Canada Reads – about Queensborough

Gérard Dicks Pellerin a-1640xlpc06513512-01-04You may well have heard the lineup for the 2013 edition of CBC’s Canada Reads event, in which five Canadian novels are pitted against each other in “the battle of the books.” Each one gets a champion to speak for its virtues in a series of debates, and eventually one will be chosen the winner. The general idea is to get Canadians reading Canadian literature.

So what does this have to do with the Manse, and Queensborough? Well, I’ll tell you: the entry representing Ontario is Jane Urquhart‘s novel Away – and Queensborough has a role in it! So if Canadians do what Canada Reads is trying to get them to do, a whole lot of people will come across the mention of our historic little village.

It’s been a long time since I read Away, back when it was newly published in 1993 and was making a very big splash. And I have been unable to lay my hands on a copy that I believe I still have. But I remember being delighted when I read it to discover that part of the action takes place near Queensborough, which is actually named; it’s called “a rough village” – which I suppose it was in the 1850s.

(Another place I know well, Port Hope, also plays itself in the novel. Ms. Urquhart’s family has roots in Northumberland County, and I have enjoyed meeting her there once or twice.)

Anyway, I figure that with Queensborough in it, Away should be a slam dunk as this year’s winner. (But for the record, the competition is Indian Horse by Richard Wagamese, Two Solitudes by Hugh MacLennan (a real old chestnut, that one), February by Lisa Moore, and The Age of Hope by David Bergen. The champions are debating the books Feb. 11 to 14 on CBC Radio One, so perhaps you’d like to tune in and cheer on “our” entry!

9 thoughts on “Canada Reads – about Queensborough

  1. ‘Away’ is my most absolute favourite Canadian novel.
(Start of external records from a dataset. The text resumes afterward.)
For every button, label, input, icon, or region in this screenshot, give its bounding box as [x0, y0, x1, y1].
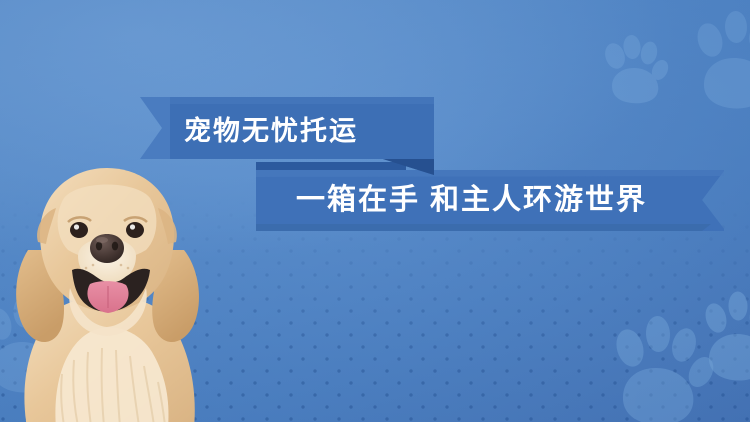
dog-eye-right: [126, 222, 144, 238]
pet-shipping-promo-banner: 一箱在手 和主人环游世界 宠物无忧托运: [0, 0, 750, 422]
dog-eye-left: [70, 222, 88, 238]
golden-retriever-photo: [0, 138, 224, 422]
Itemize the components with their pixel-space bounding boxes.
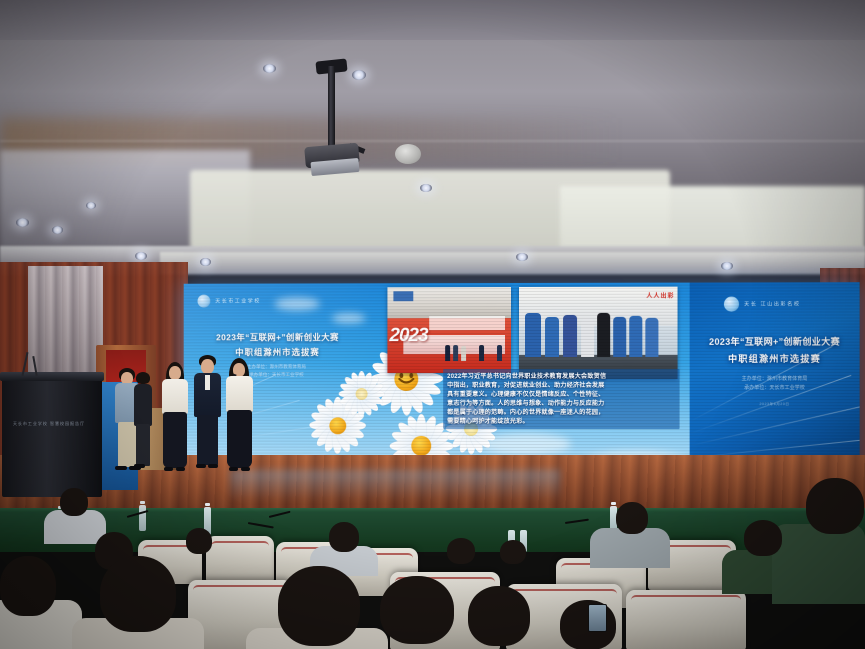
- podium: [2, 375, 102, 497]
- led-video-wall: 天长市工业学校 2023年“互联网+”创新创业大赛 中职组滁州市选拔赛 主办单位…: [184, 282, 860, 482]
- attendee-head-foreground: [278, 566, 360, 646]
- ceiling-soffit-inner: [160, 252, 865, 274]
- shoe: [196, 464, 206, 468]
- head: [169, 366, 181, 380]
- head: [201, 359, 214, 374]
- bottle-cap: [205, 503, 210, 506]
- bottle-cap: [140, 501, 145, 504]
- podium-top: [0, 372, 104, 381]
- attendee-head-foreground: [0, 556, 56, 616]
- recessed-downlight-icon: [352, 70, 366, 80]
- seat: [206, 536, 274, 582]
- ceiling-seam: [0, 140, 865, 142]
- recessed-downlight-icon: [721, 262, 733, 270]
- attendee-head: [60, 488, 88, 516]
- attendee-head: [500, 540, 526, 564]
- podium-label: 天长市工业学校 智慧校园报告厅: [12, 420, 86, 427]
- attendee-shoulders: [590, 528, 670, 568]
- attendee-head: [447, 538, 475, 564]
- projector-pole: [328, 66, 335, 150]
- attendee-head: [616, 502, 648, 534]
- smoke-detector-icon: [395, 144, 421, 164]
- shoe: [229, 467, 238, 471]
- recessed-downlight-icon: [86, 202, 96, 209]
- recessed-downlight-icon: [52, 226, 63, 234]
- long-skirt: [163, 412, 187, 468]
- recessed-downlight-icon: [516, 253, 528, 261]
- ceiling: [0, 0, 865, 270]
- shoe: [241, 467, 250, 471]
- torso: [134, 384, 152, 426]
- shoe: [208, 464, 218, 468]
- legs: [118, 422, 137, 467]
- shoe: [164, 467, 173, 471]
- legs: [136, 424, 150, 466]
- attendee-head-foreground: [380, 576, 454, 644]
- shoe: [176, 467, 185, 471]
- hair: [136, 372, 150, 384]
- torso-white-blouse: [226, 376, 253, 412]
- conference-hall-photo: 天长市工业学校 2023年“互联网+”创新创业大赛 中职组滁州市选拔赛 主办单位…: [0, 0, 865, 649]
- attendee-shoulders-green: [772, 524, 865, 604]
- attendee-head: [186, 528, 212, 554]
- trousers: [197, 415, 218, 465]
- bottle-cap: [611, 502, 616, 505]
- shoe: [115, 466, 127, 470]
- attendee-head-foreground: [100, 556, 176, 632]
- shirt-collar: [205, 375, 210, 390]
- attendee-head-foreground: [806, 478, 864, 534]
- water-bottle: [139, 505, 146, 531]
- shoe: [134, 464, 145, 468]
- recessed-downlight-icon: [200, 258, 211, 266]
- recessed-downlight-icon: [420, 184, 432, 192]
- attendee-head: [329, 522, 359, 552]
- ceiling-band: [0, 0, 865, 40]
- attendee-phone-screen: [588, 604, 607, 632]
- stage-screen-reflection: [230, 470, 560, 500]
- recessed-downlight-icon: [16, 218, 29, 227]
- recessed-downlight-icon: [263, 64, 276, 73]
- led-screen-gloss: [184, 282, 860, 482]
- torso-white-blouse: [162, 379, 188, 414]
- seat: [626, 590, 746, 649]
- attendee-head-foreground: [468, 586, 530, 646]
- recessed-downlight-icon: [135, 252, 147, 260]
- long-skirt: [227, 410, 252, 468]
- attendee-head: [744, 520, 782, 556]
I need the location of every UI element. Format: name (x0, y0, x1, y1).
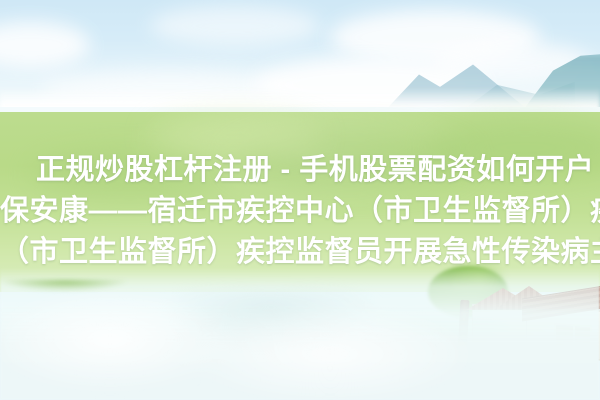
headline-line-3: （市卫生监督所）疾控监督员开展急性传染病主动监测 (0, 232, 600, 273)
banner-image: 正规炒股杠杆注册 - 手机股票配资如何开户 精 保安康——宿迁市疾控中心（市卫生… (0, 0, 600, 400)
headline-line-2: 保安康——宿迁市疾控中心（市卫生监督所）疾控监督 (0, 191, 600, 232)
headline-line-1: 正规炒股杠杆注册 - 手机股票配资如何开户 精 (36, 150, 600, 191)
field-shading (150, 118, 320, 152)
cloud-icon (150, 6, 320, 46)
headline-text: 正规炒股杠杆注册 - 手机股票配资如何开户 精 保安康——宿迁市疾控中心（市卫生… (0, 150, 600, 273)
grass-fringe (0, 280, 140, 314)
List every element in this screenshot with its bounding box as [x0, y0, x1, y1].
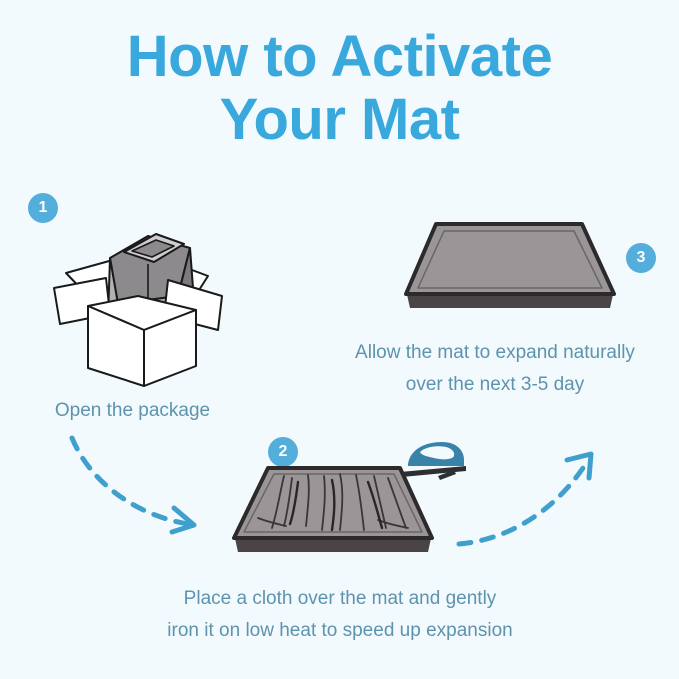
step-1-caption: Open the package: [0, 395, 265, 427]
step-3-caption: Allow the mat to expand naturally over t…: [310, 337, 679, 401]
step-badge-3: 3: [626, 243, 656, 273]
page-title: How to Activate Your Mat: [0, 26, 679, 151]
flat-mat-icon: [400, 218, 620, 323]
step-2-caption-line-2: iron it on low heat to speed up expansio…: [105, 615, 575, 647]
step-2-caption-line-1: Place a cloth over the mat and gently: [105, 583, 575, 615]
step-3-caption-line-2: over the next 3-5 day: [310, 369, 679, 401]
cardboard-box-icon: [48, 218, 228, 393]
step-1-caption-line-1: Open the package: [0, 395, 265, 427]
dashed-curved-arrow-up-right-icon: [455, 440, 620, 560]
dashed-curved-arrow-down-right-icon: [62, 428, 242, 548]
infographic-canvas: How to Activate Your Mat 1: [0, 0, 679, 679]
step-2-caption: Place a cloth over the mat and gently ir…: [105, 583, 575, 647]
step-3-caption-line-1: Allow the mat to expand naturally: [310, 337, 679, 369]
page-title-line-1: How to Activate: [0, 26, 679, 89]
wrinkled-mat-icon: [228, 460, 438, 565]
page-title-line-2: Your Mat: [0, 89, 679, 152]
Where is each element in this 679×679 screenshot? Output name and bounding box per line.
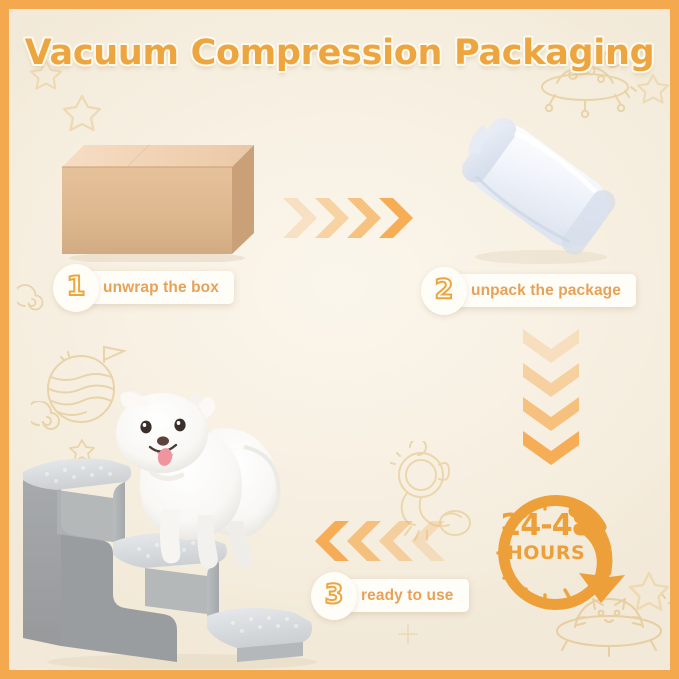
arrows-wait-to-step3 [315,517,447,565]
step-1-label: 1 unwrap the box [61,271,234,304]
infographic-frame: Vacuum Compression Packaging 1 unwrap th… [0,0,679,679]
step-2-text: unpack the package [471,282,621,300]
expansion-unit: HOURS [483,541,609,565]
step-3-label: 3 ready to use [319,579,469,612]
arrows-step1-to-step2 [281,194,413,242]
page-title: Vacuum Compression Packaging [9,33,670,73]
pomeranian-dog-photo [94,389,284,574]
cardboard-box-icon [54,137,259,262]
step-2-label: 2 unpack the package [429,274,636,307]
step-3-number: 3 [311,572,357,620]
star-doodle-top-right [636,71,670,105]
cross-sparkle-doodle [397,623,419,645]
expansion-time-badge: 24-48 HOURS [483,481,631,621]
expansion-time-text: 24-48 HOURS [483,511,609,565]
infographic-canvas: Vacuum Compression Packaging 1 unwrap th… [9,9,670,670]
arrows-step2-to-wait [519,327,583,467]
step-2-number: 2 [421,267,467,315]
star-doodle-top-left-2 [61,91,103,133]
step-3-text: ready to use [361,587,454,605]
star-doodle-bottom-right [627,569,670,613]
step-1-number: 1 [53,264,99,312]
step-1-text: unwrap the box [103,279,219,297]
spiral-doodle-dog [17,284,47,314]
expansion-duration: 24-48 [483,511,609,541]
vacuum-sealed-roll-icon [449,107,629,267]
I’m with you Katherine, a slam dunk to be sure, in a stellar line-up for a great Canadian literary brawl (probably the wrong time to be mixing metaphors…).

    • It’s excellent news that none other than historian and writer Charlotte Gray is the champion for Away. And given that the book was published 20 years ago, it will be terrific if this publicity encourages a whole new generation of readers to discover it.

  2. Love this novel and the rest of Jane’s works. Actually used this novel as part of an independant study in highschool.